At other times, D’Souza embarrasses himself by the presumption that he knows better than the experts in a wide variety of fields. There is much, he claims, that evolution cannot explain. We get muddled arguments about abiogenesis, and a claim that because Steven Pinker hasn’t had children, he must be exercising libertarian free will to rebel against the forces of evolution. D’Souza fails to understand one of the basic points in Pinker’s popularisations of evolutionary psychology: evolution doesn’t turn us into perfect gene-spreading schemers, it merely gives us what drives tended to spread genes in the past. This is why men spend a lot of effort trying to have sex with women on birth control, but don’t line up to donate to sperm banks. (Though for the record, Pinker is officially agnostic on a number of philosophical issues, including free will, so D’Souza’s arguments don’t really refute anything Pinker’s said anyway.)

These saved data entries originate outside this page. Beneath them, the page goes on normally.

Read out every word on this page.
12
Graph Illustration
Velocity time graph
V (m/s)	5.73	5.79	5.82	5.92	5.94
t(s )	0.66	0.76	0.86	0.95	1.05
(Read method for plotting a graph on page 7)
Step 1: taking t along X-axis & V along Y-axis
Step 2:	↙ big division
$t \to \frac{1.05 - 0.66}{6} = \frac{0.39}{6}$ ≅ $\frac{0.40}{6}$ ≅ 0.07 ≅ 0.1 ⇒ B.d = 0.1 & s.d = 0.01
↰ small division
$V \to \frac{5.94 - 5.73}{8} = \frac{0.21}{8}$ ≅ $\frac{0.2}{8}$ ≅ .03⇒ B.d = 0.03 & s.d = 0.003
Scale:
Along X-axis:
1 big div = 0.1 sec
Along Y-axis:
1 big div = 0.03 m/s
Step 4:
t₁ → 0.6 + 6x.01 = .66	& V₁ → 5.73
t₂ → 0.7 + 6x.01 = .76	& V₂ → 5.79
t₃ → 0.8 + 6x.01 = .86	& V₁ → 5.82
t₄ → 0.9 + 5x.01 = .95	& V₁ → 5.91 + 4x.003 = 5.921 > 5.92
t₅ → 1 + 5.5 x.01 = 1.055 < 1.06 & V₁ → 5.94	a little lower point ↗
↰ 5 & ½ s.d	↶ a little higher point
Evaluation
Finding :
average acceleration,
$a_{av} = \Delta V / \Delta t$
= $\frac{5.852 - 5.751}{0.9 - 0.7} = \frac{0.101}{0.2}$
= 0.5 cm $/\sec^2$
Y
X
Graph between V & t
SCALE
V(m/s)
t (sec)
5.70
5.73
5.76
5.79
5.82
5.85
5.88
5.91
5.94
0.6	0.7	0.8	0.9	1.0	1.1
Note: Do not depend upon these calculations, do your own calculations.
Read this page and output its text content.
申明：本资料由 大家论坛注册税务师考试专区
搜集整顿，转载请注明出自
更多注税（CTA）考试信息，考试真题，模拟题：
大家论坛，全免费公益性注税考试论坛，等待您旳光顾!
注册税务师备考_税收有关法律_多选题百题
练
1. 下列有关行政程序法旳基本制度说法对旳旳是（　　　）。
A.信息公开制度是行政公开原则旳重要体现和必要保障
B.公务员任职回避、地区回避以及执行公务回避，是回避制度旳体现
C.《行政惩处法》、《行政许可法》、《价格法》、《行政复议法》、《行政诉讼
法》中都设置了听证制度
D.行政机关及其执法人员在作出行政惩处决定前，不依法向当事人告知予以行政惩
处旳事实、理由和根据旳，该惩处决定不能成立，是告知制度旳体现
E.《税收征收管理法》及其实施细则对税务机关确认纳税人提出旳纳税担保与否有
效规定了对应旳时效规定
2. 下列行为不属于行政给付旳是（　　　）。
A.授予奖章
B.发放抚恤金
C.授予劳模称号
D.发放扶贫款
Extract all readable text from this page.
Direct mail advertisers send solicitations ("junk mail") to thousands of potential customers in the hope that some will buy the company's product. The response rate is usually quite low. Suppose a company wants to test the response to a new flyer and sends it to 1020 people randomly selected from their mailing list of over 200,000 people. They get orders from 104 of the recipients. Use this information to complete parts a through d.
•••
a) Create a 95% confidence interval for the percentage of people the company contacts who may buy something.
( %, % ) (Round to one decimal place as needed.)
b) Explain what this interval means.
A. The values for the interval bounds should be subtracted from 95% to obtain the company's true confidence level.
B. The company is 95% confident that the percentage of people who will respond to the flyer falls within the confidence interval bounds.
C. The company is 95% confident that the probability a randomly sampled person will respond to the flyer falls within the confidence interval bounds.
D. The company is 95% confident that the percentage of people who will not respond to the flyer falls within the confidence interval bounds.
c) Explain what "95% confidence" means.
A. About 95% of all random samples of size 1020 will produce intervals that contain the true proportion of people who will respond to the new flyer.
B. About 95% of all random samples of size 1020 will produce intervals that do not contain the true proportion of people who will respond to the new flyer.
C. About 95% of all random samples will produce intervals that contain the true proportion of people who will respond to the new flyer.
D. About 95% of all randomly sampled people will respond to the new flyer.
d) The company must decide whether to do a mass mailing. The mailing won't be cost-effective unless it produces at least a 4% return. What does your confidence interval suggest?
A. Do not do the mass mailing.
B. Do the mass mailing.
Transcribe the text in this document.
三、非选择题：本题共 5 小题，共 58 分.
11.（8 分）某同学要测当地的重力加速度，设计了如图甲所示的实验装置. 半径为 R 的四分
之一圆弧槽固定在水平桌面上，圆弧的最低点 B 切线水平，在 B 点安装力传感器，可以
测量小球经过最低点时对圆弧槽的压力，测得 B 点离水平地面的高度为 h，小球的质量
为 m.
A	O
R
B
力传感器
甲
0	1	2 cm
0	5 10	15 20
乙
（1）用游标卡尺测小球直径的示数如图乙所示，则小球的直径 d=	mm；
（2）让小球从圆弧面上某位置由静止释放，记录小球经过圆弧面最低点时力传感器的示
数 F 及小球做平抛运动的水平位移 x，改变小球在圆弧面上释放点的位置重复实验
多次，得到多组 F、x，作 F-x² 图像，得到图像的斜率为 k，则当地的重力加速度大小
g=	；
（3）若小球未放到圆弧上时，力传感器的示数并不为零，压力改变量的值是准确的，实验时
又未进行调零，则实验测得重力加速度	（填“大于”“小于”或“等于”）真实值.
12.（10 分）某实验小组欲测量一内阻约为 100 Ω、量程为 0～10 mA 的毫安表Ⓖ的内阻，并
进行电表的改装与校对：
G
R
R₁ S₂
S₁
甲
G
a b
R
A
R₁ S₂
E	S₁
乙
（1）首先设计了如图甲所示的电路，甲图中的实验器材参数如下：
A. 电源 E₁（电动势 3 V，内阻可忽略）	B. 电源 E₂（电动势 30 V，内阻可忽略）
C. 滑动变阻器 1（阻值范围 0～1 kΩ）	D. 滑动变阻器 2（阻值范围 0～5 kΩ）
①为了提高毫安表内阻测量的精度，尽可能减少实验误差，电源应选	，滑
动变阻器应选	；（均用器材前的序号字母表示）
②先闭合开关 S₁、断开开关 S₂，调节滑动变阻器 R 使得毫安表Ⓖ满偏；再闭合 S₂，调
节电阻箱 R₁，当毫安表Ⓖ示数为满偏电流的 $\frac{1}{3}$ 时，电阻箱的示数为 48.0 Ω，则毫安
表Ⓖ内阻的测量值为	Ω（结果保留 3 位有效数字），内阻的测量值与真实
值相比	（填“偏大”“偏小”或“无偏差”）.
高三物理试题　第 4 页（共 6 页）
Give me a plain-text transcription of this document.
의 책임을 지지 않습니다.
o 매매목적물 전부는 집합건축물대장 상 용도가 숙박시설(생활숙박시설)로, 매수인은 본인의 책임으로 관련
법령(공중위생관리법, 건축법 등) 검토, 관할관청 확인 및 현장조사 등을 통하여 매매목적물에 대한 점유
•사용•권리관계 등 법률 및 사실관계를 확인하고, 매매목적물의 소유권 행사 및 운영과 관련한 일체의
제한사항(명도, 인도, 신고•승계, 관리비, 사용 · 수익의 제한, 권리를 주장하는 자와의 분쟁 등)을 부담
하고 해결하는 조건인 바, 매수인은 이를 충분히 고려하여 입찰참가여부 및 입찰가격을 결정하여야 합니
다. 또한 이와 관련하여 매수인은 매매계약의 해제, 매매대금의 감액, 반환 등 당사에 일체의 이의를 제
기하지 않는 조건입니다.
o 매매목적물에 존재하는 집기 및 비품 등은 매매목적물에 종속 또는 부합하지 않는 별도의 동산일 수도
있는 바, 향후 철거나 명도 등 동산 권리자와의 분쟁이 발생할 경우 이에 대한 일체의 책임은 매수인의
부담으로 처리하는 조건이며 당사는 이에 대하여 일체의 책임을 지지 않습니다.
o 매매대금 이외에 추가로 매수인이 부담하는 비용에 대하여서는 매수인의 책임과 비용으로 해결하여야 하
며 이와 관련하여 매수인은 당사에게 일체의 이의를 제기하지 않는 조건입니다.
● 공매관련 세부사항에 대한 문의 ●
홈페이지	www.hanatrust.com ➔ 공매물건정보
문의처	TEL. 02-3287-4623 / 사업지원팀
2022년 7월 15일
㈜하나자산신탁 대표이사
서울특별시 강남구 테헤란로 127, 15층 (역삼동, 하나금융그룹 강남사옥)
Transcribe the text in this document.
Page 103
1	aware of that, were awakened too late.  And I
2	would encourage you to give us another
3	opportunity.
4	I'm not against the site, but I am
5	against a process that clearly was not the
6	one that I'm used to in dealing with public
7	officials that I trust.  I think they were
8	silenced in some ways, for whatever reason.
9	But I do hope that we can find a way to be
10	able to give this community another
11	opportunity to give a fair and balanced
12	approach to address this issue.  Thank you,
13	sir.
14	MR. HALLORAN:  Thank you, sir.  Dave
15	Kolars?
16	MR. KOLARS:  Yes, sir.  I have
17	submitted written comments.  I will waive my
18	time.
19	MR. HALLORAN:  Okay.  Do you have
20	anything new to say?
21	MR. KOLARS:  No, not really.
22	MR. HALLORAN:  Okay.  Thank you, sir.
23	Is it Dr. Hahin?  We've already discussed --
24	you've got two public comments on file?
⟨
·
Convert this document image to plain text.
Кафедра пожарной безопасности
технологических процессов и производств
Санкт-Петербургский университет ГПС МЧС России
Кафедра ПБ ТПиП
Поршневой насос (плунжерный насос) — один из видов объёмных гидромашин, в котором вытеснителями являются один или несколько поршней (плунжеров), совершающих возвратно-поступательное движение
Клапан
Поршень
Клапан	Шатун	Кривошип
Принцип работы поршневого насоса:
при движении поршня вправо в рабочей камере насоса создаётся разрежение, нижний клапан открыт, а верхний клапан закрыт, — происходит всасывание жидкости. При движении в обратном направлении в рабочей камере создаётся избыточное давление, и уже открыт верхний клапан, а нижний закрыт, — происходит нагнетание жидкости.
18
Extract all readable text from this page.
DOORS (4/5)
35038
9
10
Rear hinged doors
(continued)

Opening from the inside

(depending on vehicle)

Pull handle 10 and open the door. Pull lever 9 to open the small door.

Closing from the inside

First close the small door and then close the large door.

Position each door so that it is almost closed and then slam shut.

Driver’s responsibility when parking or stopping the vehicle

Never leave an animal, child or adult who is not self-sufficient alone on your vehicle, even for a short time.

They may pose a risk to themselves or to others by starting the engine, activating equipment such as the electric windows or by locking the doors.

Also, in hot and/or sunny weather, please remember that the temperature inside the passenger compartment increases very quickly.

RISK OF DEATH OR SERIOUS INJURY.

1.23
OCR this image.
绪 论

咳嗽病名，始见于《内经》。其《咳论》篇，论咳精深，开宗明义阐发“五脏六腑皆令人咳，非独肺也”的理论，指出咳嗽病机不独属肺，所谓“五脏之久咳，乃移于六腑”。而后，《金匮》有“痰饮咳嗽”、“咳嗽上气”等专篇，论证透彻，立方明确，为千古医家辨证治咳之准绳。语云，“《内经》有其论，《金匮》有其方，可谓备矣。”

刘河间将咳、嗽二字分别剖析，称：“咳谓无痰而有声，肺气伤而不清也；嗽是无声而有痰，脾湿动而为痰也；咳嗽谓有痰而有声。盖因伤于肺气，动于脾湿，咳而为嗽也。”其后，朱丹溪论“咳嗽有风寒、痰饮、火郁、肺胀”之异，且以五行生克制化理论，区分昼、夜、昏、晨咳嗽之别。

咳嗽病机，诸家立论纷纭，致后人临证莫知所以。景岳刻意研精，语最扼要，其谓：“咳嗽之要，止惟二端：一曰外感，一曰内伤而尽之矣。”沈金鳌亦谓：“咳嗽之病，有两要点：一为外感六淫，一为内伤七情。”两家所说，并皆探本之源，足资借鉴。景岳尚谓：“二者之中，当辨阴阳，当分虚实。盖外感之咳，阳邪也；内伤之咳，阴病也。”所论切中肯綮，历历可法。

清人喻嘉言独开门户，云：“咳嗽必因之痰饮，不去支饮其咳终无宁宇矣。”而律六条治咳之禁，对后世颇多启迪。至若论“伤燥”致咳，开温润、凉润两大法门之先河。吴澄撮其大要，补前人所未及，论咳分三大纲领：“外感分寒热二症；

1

As a philosophy student, I got an especially good kick out of D’Souza’s boosting of Kant, which is supposed to show that science doesn’t really tell us how the world is:
Kant asks a startling question: how do we know that our human perception of reality corresponds to reality itself? Most philosophers before Kant had simply taken for granted that it does, and this belief persists today. So powerful is this “common sense” that many people become impatient, even indignant, when Kant’s question is put to them…So powerful is Kant’s argument here that his critics have been able to answer him only with what may be termed the derision of common sense. When I challenged Daniel Dennett in a _Wall Street Journal_ article to debunk Kant’s argument, he posted an angry response on his Web site in which he said that several people had adequately refuted Kant. But he didn’t provide any refutations, and he didn’t name any names… In fact, there are no such refutations.
Shame on Dennett for not being more thorough about dispatching poseurs, but the idea that D’Souza, who obviously has no idea of the sheer amount of philosophical discussion that has taken place since Kant, could know that there is no refutation of Kant anywhere, is hilarious. Here’s a famous counterpoint to Kant, derived from the work of G. E. Moore: any argument has to start somewhere, and common sense is a far more certain basis for arguments than the speculative philosophical assumptions of someone like Kant. No one is really more sure of Kant’s philosophical assumptions than they are of the fact that they have hands. That is a very superficial discussion compared to what you could get in an advanced philosophy seminar, but D’Souza seems ignorant of even that.
I’ve always found D’Souza to be one of the most frustrating apologists to read/watch because he’s so articulate and “clean” and therefore seems reasonable unless you look deeper into the actual content. I’d imagine he’s able to convince a lot of people based on his way of speaking alone.